Holder continuous of order 1/n: Let n be in N and define f(x

[dopey9]

Let n in N and define f : [−1, 1] -> R as f(x) = |x|^(1/n), for x in [−1, 1].

I want to show that f is Holder continuous of order 1/n

 

[marcmtlca]

you didnt comment as to my help on the other question. was it correct?

 

[dopey9]

you didnt comment as to my help on the other question. was it correct?

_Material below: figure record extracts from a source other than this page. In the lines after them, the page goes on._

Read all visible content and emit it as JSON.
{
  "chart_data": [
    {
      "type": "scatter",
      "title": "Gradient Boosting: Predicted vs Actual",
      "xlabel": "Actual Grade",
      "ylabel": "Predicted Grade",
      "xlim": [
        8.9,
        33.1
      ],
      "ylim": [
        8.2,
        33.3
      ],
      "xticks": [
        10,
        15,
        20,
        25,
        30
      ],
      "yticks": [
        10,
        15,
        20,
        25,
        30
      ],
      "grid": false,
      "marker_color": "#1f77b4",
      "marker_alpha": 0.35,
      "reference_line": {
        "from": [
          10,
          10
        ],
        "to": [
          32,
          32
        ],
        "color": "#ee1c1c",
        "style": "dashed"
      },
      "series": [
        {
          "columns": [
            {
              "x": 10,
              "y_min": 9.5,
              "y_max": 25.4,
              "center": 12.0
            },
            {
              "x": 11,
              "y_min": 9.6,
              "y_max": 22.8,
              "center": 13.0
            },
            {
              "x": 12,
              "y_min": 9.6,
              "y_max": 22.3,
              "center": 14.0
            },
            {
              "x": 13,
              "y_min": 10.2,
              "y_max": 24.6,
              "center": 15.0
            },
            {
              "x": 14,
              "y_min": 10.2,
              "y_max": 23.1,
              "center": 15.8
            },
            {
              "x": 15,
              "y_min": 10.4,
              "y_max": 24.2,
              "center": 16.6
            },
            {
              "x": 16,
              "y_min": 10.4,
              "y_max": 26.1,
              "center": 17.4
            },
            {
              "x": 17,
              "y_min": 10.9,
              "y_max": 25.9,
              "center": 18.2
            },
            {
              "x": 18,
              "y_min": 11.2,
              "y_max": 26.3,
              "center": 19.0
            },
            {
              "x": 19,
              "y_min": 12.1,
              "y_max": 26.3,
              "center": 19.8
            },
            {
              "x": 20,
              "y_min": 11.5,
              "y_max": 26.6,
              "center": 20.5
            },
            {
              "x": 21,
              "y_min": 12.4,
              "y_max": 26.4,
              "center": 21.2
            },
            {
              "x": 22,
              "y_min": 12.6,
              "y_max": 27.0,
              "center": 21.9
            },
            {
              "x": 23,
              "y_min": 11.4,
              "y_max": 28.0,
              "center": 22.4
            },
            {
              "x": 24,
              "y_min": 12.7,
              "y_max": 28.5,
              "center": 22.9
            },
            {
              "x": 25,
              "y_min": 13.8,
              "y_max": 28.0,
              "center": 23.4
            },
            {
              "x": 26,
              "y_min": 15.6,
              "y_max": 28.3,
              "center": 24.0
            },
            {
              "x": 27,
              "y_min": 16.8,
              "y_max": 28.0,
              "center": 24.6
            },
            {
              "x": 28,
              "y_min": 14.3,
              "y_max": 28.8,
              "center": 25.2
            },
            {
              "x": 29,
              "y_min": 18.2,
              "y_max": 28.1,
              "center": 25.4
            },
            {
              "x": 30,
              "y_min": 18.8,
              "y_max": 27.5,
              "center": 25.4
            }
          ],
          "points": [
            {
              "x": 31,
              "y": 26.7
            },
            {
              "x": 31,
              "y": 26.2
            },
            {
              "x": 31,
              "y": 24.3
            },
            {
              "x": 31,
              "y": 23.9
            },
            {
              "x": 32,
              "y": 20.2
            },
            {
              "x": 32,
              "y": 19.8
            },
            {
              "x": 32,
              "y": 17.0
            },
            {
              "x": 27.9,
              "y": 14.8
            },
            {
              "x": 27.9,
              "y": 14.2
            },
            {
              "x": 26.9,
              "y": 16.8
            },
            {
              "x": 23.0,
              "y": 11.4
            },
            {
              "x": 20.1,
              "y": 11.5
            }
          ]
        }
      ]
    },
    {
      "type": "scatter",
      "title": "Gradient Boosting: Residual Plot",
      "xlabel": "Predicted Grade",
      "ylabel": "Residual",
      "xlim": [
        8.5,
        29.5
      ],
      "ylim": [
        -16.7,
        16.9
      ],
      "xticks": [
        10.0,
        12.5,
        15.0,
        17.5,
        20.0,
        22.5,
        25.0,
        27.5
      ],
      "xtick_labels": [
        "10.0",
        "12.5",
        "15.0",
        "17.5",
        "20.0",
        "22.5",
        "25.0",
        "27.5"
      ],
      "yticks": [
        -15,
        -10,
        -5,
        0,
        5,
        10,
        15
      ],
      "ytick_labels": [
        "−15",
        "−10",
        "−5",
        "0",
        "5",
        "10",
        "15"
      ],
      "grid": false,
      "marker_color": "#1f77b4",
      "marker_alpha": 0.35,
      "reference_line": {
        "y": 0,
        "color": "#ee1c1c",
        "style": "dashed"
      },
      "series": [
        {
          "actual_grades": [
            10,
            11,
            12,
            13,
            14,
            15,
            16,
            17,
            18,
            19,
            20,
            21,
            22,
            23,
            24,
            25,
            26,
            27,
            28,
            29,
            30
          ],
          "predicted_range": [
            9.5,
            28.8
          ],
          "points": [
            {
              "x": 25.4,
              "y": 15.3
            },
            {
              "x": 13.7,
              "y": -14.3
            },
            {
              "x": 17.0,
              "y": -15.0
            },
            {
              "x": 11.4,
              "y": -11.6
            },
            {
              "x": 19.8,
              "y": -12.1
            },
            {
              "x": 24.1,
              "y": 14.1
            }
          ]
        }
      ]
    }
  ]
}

Sorry about that: Yes, it worked. Thank you!

 

[dopey9]

can anyone asnwer this?

is any one able to answer this question

 

[pka]

Re: can anyone asnwer this?

is any one able to answer this question

This may come as a great surprise to you but “Holder continuous” is not a widely known concept. In fact, I have spent a lifetime studying real analysis and have never seen it. I have probability seventy textbooks on analysis and it is in none of them I can find. Holder Inequality is widely used in integration theory.
That is why you have gotten no responses.

 

[dopey9]

Re: can anyone asnwer this?

is any one able to answer this question

This may come as a great surprise to you but “Holder continuous” is not a widely known concept. In fact, I have spent a lifetime studying real analysis and have never seen it. I have probability seventy textbooks on analysis and it is in none of them I can find. Holder Inequality is widely used in integration theory.
That why you have gotten no responses.

alright then no worries thankz